In Uganda, the Village Health Teams, made up of youths that are handpicked by their communities to link these communities at the household and individual level with the formal health care system, actively promote health-seeking behaviour, demand for formal health services, and social accountability. This strong grassroots structure of VHTs existed during the Ebola Virus Disease outbreaks, and, given the trust that existed with communities, used the same mechanisms to disseminate COVID-19 messages.
Conclusion
Crises such as natural disasters and pandemics rarely allow individuals, communities, countries, and indeed the global community an opportunity to mount a credible response in a short period that can be sustained in the long-term. However, the Governments of Uganda and Cote d’Ivoire offer us good examples of how we can take advantage of crises to craft responses to the emergency that can be adapted for future use after the crises has passed.

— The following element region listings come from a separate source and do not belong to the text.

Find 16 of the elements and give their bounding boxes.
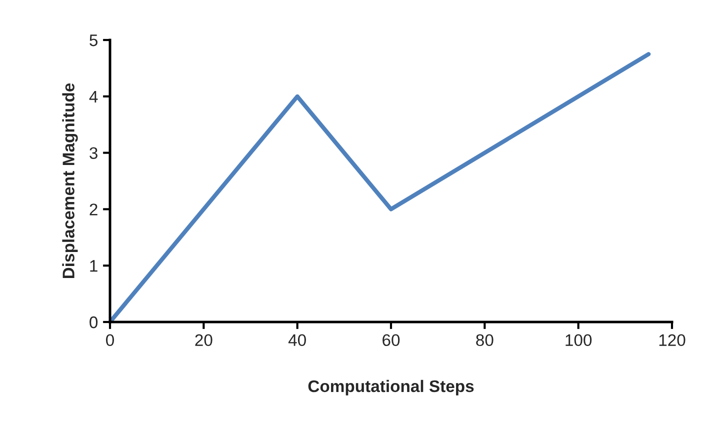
- x-tick-label: 80: [476, 334, 494, 346]
- x-axis-title: Computational Steps: [308, 380, 474, 396]
- x-tick-label: 20: [195, 334, 212, 346]
- y-axis-title: Displacement Magnitude: [62, 83, 78, 278]
- x-tick-label: 60: [382, 334, 400, 346]
- y-tick-label: 3: [90, 147, 98, 160]
- y-tick-label: 0: [90, 316, 98, 328]
- x-tick-label: 120: [659, 334, 686, 346]
- y-tick-label: 4: [89, 90, 98, 102]
- y-tick-label: 1: [90, 260, 98, 272]
- x-tick-label: 100: [566, 334, 592, 346]
- y-tick-label: 2: [90, 204, 98, 216]
- line-series: [110, 52, 651, 322]
- x-tick-label: 40: [288, 334, 306, 346]
- x-tick-label: 0: [106, 334, 114, 346]
- y-tick-label: 5: [90, 34, 98, 46]
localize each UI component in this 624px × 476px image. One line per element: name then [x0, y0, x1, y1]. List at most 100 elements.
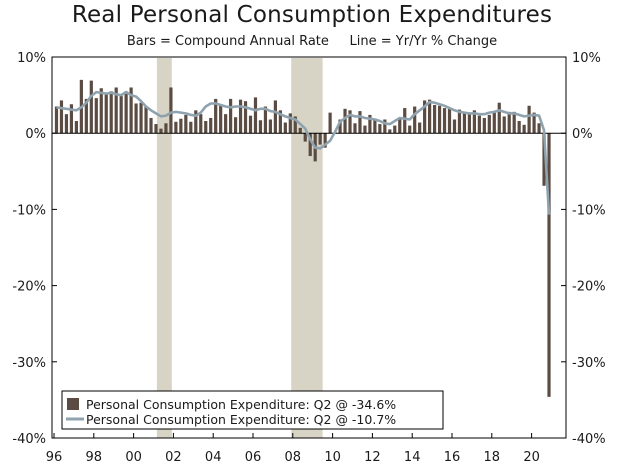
y-tick-label-left: 0%: [25, 127, 46, 142]
bar-q67: [383, 119, 387, 134]
bar-q32: [209, 117, 213, 134]
bar-q20: [149, 117, 153, 134]
bar-q3: [64, 114, 69, 134]
bar-q48: [288, 113, 292, 134]
bar-q5: [74, 121, 78, 134]
bar-q46: [278, 110, 282, 134]
bar-q50: [298, 127, 302, 134]
bar-q45: [273, 100, 277, 134]
bar-q52: [308, 133, 312, 157]
bar-q21: [154, 124, 158, 134]
x-tick-label: 14: [404, 450, 421, 465]
bar-q68: [388, 129, 392, 134]
bar-q36: [229, 98, 233, 134]
bar-q39: [243, 101, 248, 134]
bar-q44: [268, 119, 273, 134]
bar-q42: [258, 120, 263, 134]
bar-q41: [253, 97, 258, 134]
bar-q80: [447, 108, 452, 134]
bar-q22: [159, 128, 163, 134]
bar-q76: [428, 99, 432, 134]
bar-q71: [403, 108, 407, 134]
bar-q14: [119, 95, 123, 134]
recession-band-1: [156, 58, 172, 438]
y-tick-label-right: -40%: [572, 432, 606, 447]
bar-q15: [124, 91, 128, 134]
bar-q25: [174, 121, 178, 134]
bar-q63: [363, 125, 367, 134]
y-tick-label-right: 10%: [572, 51, 601, 66]
bar-q43: [263, 106, 268, 134]
bar-q62: [358, 111, 362, 134]
bar-q75: [423, 100, 427, 134]
bar-q81: [452, 119, 457, 134]
bar-q12: [109, 91, 113, 134]
y-tick-label-left: -40%: [12, 432, 46, 447]
y-tick-label-right: -30%: [572, 356, 606, 371]
bar-q69: [393, 125, 397, 134]
legend-label-line: Personal Consumption Expenditure: Q2 @ -…: [86, 412, 396, 427]
bar-q51: [303, 133, 307, 142]
bar-q55: [323, 133, 327, 148]
bar-q27: [184, 114, 188, 134]
bar-q90: [497, 102, 501, 134]
bar-q49: [293, 116, 297, 134]
bar-q30: [199, 114, 203, 134]
bar-q9: [94, 98, 98, 134]
bar-q1: [54, 106, 59, 134]
legend-label-bar: Personal Consumption Expenditure: Q2 @ -…: [86, 397, 396, 412]
bar-q94: [517, 121, 521, 134]
bar-q40: [248, 115, 253, 134]
bar-q99: [542, 133, 546, 186]
bar-q10: [99, 88, 103, 134]
bar-q31: [204, 121, 208, 134]
bar-q93: [512, 111, 516, 134]
bar-q87: [482, 117, 486, 134]
bar-q100: [547, 133, 551, 397]
x-tick-label: 10: [324, 450, 341, 465]
bar-q89: [492, 111, 496, 134]
plot-frame: [51, 56, 567, 439]
bar-q92: [507, 111, 511, 134]
bar-q38: [238, 99, 243, 134]
y-tick-label-right: 0%: [572, 127, 593, 142]
y-tick-label-right: -20%: [572, 280, 606, 295]
bar-q72: [408, 125, 412, 134]
y-tick-label-left: 10%: [17, 51, 46, 66]
bar-q70: [398, 117, 402, 134]
bar-q59: [343, 108, 347, 134]
bar-q86: [477, 115, 481, 134]
bar-q98: [537, 123, 541, 134]
bar-q47: [283, 122, 287, 134]
y-tick-label-left: -10%: [12, 203, 46, 218]
bar-q2: [59, 100, 64, 134]
bar-q54: [318, 133, 322, 145]
legend-box: [61, 390, 444, 430]
recession-band-2: [291, 58, 323, 438]
y-tick-label-right: -10%: [572, 203, 606, 218]
x-tick-label: 20: [523, 450, 540, 465]
x-tick-label: 98: [86, 450, 103, 465]
bar-q19: [144, 106, 148, 134]
bar-q91: [502, 116, 506, 134]
x-tick-label: 08: [285, 450, 302, 465]
bar-q24: [169, 87, 173, 134]
x-tick-label: 16: [444, 450, 461, 465]
bar-q82: [457, 109, 462, 134]
y-tick-label-left: -30%: [12, 356, 46, 371]
bar-q78: [437, 105, 442, 134]
bar-q96: [527, 105, 531, 134]
bar-q88: [487, 114, 491, 134]
bar-q34: [219, 104, 223, 134]
bar-q64: [368, 114, 372, 134]
bar-q7: [84, 98, 88, 134]
bar-q74: [418, 122, 422, 134]
bar-q18: [139, 102, 143, 134]
bar-q79: [442, 108, 447, 134]
bar-q8: [89, 80, 93, 134]
chart-title: Real Personal Consumption Expenditures: [71, 2, 553, 28]
y-tick-label-left: -20%: [12, 280, 46, 295]
chart-subtitle: Bars = Compound Annual Rate Line = Yr/Yr…: [126, 34, 498, 49]
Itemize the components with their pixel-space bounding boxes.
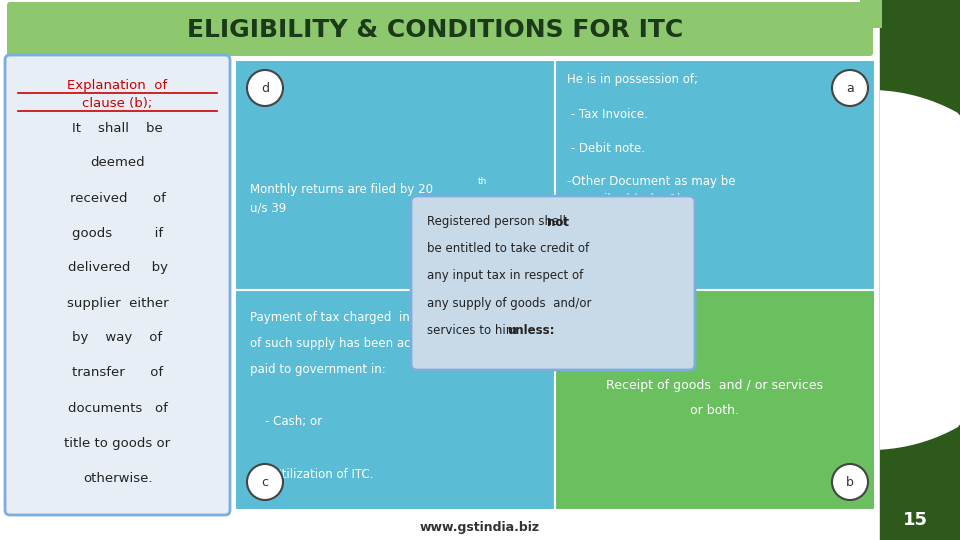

Central to any national response to a crisis is the leadership of the government. Governments are the custodians of the welfare of their citizens, and only they have the mandate to enforce universal measures and convening power to bring multisectoral actors together around a common agenda to protect citizens.
The governments of Uganda and Cote d’Ivoire have also shown us that these protections to citizens are more sustainable when built around a resilient public health system that leverages its assets, that includes its philanthropic and private sector partners.
Finally, the COVID-19 pandemic has also shown that citizens are not only recipients of lifesaving interventions, but they too have a critical role to play as partners in the co-creation of the solutions to the challenges that they are face as communities. In this regard, the Governments of Uganda and Cote d’Ivoire have shown us the importance that trust plays in the development and sustainable implementation of solutions in response to a crisis. This trust between governments and communities is strengthened when the interventions co-created with communities result in better wellbeing outcomes.